Kuchar has been making videos for over 50 years, or about ten years longer than video has even been considered an art form. “George Kuchar’s work is both widely known and not known at all,” Manning said. The VDB has over 200 of his bizarrely titled pictures, from “Evangelust” to “Mecca of the Frigid” to “The Deafening Goo.” The anniversary events featured a screening of Kuchar’s new work, “Queen Conga,” a product of the class he teaches at the San Francisco Art Institute (he calls the class “AC/DC Psychotronic Teleplays,” ostensibly to lure students). Like the rest of Kuchar’s work, “Queen Conga” featured a low budget and what the VDB website calls “cheap thrills.”
Check It Out In the VDB’s new catalog, Feedback: The Video Data Bank Catalog of Video Art and Artist Interviews, released for the anniversary, VDB Executive Director Katherine Horsfield writes, “Video art maintains an outsider perspective.” Kuchar exemplifies this perspective in his work, his words, even his person. During a conversation between him and McGuire, held November 1 in the Columbus Drive auditorium, Kuchar spoke in a nasal New York accent, his thick handlebar moustache lifting to reveal a row of, as he frequently admits, not-so-good teeth. He reminisced about enraging highbrow audiences with “turd shots,” gave advice (“Just keep shooting,” he said, “even though you think what you’re doing is horrible”) and when asked if there is still an underground video scene, Kuchar replied: “Yeah, there is. Strange pictures are being made. If you’re making movies, you’ll find an audience.”

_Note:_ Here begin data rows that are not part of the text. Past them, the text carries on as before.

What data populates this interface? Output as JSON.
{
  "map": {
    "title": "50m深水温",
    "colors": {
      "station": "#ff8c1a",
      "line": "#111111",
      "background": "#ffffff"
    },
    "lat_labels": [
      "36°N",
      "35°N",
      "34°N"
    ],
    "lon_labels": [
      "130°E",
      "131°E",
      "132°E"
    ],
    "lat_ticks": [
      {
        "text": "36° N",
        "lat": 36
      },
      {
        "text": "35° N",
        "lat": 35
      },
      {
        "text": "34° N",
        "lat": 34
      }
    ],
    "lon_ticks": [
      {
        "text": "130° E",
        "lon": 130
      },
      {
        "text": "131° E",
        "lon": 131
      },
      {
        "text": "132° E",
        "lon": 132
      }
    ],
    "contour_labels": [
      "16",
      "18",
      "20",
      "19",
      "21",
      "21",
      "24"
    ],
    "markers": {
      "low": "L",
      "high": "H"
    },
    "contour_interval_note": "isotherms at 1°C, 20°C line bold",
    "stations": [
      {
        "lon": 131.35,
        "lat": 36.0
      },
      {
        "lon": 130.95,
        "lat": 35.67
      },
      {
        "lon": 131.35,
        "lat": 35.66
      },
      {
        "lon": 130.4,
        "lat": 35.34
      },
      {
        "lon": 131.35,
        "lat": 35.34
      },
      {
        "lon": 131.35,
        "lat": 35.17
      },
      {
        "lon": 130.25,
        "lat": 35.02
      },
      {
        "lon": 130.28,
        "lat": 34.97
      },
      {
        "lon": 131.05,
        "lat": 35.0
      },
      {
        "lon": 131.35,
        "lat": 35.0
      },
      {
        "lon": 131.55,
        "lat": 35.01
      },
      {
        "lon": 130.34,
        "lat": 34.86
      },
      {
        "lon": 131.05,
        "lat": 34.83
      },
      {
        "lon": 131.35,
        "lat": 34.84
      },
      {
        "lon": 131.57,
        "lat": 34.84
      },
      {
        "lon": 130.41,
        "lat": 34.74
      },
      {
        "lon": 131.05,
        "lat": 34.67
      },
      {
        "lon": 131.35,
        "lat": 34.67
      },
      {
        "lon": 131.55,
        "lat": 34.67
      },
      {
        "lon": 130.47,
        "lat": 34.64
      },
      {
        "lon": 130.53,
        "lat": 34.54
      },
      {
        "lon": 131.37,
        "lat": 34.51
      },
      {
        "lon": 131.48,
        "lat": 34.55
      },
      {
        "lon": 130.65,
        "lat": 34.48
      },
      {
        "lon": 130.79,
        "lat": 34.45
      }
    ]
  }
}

Websites like YouTube seem to have no problem finding an audience, and Manning sees that website as both good and bad for the VDB. “Some of our artists have had their work downloaded to YouTube and are concerned about it,” she said. “Others of our artists are excited about it.” (A search for Kuchar on YouTube yields only five results.) The technology it provides, however, may be a boon for the VDB; Manning said they are considering a video streaming model.
But the VDB has little actual competition, having cornered the market on what Horsfield calls “the best contemporary video made by both emerging and established makers across a broad landscape of uses.” In addition to video art, the collection includes interviews with artists from various disciplines, called “On Art and Artists.”
Despite its name, the VDB largely distributes work on DVD. “It’s become a little redundant to talk about ‘video,’” Manning says, “we collect work by filmmakers who edit on video (i.e, Jem Cohen) and artists whose work never even sees a camera (computer animation).”
Due to what Horsfield calls an “open door acquisition program,” the VDB’s collection is constantly growing. Horsfield lists two criteria a submission must have to make the cut: visual and structural innovation and “a significant contribution to contemporary art or cultural discourse.” VDB staffers also acquire work from screenings, festivals, panels and juries and colleagues, and their client list includes major museums and, as Manning claims, “every major art school in the US.”
Thirty years ago, as a graduate student, Horsfield and Lyn Blumenthal, a fellow grad student, began the VDB by interviewing some artists. Since then, the VDB has built up a prodigious collection of significant, innovative work: it now maintains over 1,600 titles. “Making a movie is hard labor,” Kuchar said, once again sounding like a personification of the VDB itself, said. “You get obsessed.”